Contract rescission can happen for various reasons. First, both sides or parties to a contract can choose, at any time, with mutual agreement, to cancel or rescind the contract. This is a common type of rescission when the act would benefit both parties. Specifically, both sides may agree to a rescission if one side believes the other side may not be able to perform on the contract and where that lack of performance may be excused for some reason (such as a breach by the initial party or a condition contemplated in the original agreement).

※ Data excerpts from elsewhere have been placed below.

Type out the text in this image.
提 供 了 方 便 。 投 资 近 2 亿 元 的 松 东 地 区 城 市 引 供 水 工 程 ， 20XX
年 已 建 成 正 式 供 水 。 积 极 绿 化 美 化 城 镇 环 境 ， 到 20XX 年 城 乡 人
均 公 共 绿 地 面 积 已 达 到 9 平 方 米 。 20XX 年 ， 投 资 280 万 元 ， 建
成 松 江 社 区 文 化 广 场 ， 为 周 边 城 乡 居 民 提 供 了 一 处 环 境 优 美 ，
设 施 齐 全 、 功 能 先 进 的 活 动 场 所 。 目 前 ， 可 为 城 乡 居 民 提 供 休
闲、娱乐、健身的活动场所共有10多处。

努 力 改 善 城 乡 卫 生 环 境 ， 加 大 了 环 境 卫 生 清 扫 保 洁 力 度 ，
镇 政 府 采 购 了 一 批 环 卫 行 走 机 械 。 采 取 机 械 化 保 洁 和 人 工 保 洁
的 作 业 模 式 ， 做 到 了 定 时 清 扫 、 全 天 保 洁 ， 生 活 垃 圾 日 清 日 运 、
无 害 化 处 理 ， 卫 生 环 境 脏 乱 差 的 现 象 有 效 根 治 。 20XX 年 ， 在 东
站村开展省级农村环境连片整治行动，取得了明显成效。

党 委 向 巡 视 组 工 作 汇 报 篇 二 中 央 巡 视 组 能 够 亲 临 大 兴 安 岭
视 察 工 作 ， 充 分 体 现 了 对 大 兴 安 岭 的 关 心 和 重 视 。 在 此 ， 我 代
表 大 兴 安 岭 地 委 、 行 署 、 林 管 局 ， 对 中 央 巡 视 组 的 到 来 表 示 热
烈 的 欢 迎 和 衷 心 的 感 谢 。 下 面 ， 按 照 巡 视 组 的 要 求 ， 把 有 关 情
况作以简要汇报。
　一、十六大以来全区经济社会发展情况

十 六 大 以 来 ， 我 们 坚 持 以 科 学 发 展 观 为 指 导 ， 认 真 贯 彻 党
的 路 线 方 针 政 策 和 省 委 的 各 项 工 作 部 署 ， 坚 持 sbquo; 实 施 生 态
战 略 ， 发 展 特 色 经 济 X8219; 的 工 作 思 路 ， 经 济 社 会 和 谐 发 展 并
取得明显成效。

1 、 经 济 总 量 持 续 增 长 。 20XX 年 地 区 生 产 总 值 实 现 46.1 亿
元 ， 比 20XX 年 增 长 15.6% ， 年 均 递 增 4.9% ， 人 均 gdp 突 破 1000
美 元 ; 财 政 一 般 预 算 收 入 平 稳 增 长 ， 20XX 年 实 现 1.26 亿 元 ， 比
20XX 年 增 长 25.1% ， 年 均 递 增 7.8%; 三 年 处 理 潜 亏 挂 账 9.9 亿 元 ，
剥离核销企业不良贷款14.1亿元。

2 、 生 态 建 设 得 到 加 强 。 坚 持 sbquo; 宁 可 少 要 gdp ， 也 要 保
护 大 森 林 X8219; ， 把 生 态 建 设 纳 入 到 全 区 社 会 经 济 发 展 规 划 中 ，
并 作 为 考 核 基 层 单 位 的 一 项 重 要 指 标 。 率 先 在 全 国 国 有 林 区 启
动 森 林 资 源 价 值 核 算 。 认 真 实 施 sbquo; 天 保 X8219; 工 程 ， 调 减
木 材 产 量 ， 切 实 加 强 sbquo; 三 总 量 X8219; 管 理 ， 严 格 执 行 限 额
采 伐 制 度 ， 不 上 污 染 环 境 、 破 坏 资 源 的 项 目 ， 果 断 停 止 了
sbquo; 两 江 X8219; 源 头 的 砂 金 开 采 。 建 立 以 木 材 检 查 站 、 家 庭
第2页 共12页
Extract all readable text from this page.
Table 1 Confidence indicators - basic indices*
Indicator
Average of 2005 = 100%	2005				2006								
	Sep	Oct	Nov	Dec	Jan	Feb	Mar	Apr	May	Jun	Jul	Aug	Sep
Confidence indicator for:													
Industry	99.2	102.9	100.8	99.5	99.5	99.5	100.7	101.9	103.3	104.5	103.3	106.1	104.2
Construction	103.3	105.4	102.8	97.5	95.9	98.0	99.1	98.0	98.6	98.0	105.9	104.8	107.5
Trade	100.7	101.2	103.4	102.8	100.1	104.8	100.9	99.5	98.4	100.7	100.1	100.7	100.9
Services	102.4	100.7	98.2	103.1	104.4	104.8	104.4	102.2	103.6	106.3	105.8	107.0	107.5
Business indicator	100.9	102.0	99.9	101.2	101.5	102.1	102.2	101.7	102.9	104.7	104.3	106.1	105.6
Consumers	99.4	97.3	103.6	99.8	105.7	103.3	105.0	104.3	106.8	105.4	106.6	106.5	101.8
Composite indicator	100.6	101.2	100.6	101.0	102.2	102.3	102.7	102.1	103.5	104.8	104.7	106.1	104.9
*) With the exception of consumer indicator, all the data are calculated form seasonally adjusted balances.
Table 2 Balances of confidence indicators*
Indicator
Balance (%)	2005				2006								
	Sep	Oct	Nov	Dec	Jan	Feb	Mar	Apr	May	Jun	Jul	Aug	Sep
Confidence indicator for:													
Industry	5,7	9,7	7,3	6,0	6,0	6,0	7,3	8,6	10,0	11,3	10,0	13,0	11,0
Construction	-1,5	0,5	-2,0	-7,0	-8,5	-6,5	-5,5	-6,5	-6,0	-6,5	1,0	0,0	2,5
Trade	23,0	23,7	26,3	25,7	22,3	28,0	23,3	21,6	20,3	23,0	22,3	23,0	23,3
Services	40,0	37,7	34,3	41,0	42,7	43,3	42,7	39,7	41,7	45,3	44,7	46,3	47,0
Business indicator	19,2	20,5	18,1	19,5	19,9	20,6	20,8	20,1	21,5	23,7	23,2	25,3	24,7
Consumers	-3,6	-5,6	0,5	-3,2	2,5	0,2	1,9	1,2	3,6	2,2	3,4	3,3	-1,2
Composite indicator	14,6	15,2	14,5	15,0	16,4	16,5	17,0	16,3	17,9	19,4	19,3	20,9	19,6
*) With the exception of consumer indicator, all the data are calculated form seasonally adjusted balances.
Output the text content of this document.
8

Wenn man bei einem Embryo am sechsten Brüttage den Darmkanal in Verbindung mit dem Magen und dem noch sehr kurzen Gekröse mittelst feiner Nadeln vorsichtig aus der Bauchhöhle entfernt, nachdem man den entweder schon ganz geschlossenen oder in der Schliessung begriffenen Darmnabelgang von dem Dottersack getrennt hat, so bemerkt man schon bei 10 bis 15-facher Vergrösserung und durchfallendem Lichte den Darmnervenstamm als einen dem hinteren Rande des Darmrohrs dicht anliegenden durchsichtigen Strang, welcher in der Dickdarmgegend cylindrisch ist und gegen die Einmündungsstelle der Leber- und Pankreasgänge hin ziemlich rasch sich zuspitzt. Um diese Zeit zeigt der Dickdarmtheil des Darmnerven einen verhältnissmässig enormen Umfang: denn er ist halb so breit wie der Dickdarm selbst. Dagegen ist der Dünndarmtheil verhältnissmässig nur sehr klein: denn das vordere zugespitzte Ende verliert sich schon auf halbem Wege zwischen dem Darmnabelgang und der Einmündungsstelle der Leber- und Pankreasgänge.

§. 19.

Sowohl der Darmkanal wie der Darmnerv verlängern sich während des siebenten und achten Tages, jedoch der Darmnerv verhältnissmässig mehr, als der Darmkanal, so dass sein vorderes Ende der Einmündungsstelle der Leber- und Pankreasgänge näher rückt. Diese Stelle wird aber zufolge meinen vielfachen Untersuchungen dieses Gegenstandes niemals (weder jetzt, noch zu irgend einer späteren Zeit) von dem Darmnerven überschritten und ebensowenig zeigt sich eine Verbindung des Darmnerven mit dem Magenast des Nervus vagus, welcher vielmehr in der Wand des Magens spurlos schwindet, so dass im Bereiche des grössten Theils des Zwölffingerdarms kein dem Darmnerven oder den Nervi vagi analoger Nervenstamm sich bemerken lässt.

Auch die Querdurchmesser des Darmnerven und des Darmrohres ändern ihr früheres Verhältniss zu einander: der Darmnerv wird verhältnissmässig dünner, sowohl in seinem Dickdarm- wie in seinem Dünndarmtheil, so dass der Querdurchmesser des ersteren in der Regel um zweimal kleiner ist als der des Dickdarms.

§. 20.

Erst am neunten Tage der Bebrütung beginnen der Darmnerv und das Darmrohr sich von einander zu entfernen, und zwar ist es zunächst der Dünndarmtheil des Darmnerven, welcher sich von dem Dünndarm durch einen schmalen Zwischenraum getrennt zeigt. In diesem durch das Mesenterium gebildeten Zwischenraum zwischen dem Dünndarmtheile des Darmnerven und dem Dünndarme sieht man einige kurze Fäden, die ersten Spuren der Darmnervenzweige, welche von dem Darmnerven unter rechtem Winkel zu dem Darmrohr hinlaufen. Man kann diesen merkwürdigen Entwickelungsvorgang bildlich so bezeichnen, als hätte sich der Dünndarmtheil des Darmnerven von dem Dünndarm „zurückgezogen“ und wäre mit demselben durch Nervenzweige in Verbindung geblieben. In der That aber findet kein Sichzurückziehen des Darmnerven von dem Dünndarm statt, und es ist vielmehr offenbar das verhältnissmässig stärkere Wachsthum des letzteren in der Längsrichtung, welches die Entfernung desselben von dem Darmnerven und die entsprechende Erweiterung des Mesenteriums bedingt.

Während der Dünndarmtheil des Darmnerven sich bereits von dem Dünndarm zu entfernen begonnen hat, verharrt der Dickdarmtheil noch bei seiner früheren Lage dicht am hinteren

A contact can also be rescinded unilaterally by one side, not both, if the contract allows for rescission. Some contracts, for various reasons, sometimes as an incentive for one party to enter into them, provide one or both sides the authority to terminate certain provisions or terminate the contract entirely. While this is a drastic step in some instances, in others it is often expected and more likely than complete performance of a contract. An example of this type of rescission would be an “option” to buy a piece of property or “option” to make a book into a motion picture. While it is always advisable to properly rescind any agreement in writing, the statute of frauds does allow, in certain circumstances, for a contract to be rescinded as a result of a verbal communication or even, in some situations, by the conduct of one or both of the parties. Further, a contract can always be rescinded if it was entered into because of duress, fraud, or a “mistake” (a failure to come to a common understanding about the terms of the contract). When fraud or duress are the reason for the rescission, only the injured party (the victim of the fraud or duress) can rescind the contract. In some situations, and always determined by a court using his or her discretion, the acts of non-signatories to a contract (third parties) can lead to the rescission of a valid contract.


Many remedies exist to a breach of contract, and the type of remedy that a court will assign to a specific breach of contract case is specific to the facts and circumstances of that case. That being said, there are some common types of relief that a breach of contract defendant can be ordered to comply with. The most common types of damages in a breach of contract case are compensatory damages and punitive  damages.

Compensatory damages, sometimes called actual damages, are by far the most common type and are losses that the party who is the victim of the breach of contract suffered because of that breach. Compensatory damages exist for the purpose of compensate the injured party for his, her or its losses in connection with a breach of contract. Within the umbrella of compensatory damages, two types exist: general damages and special damages (sometimes called consequential damages).

General damages are the type of relief that is supposed to place the injured party back in the original position he, she or it would have been in if the contract had not been entered into. Therefore, general damages are usually restricted to out of pocket damages, or expenses that the inured party incurred while fulfilling the terms of the contract. Examples of general damages can include actual costs of production, shipping costs, and independent contractor salaries.

The second type of compensatory damages are special damages, or consequential damages. These type of damages are not for out of pocket expenses and instead are intended to provide relief to the injured party, placing him or her in the position he or she would have been in had the breach of contract not occurred. An example of special damages would be the loss from the sale of a boat by a retailer because the boat was delivered late by the wholesaler. However, for the boat retailer to successfully recover special damages from the wholesaler, the boat retailer must prove that the wholesaler knew or reasonably should have known about the time sensitivity of the delivery and failed to comply. Further, special damages cannot be too speculative, there must be a direct and knowing connection between the prospective loss and and the conduct of the breaching party.

The final type of damages in a breach of contract case are punitive damages. By far the most well known type of damages, punitive damages are reserved when the conduct of the breaching party is egregious and when the conduct is deserving of additional consequences.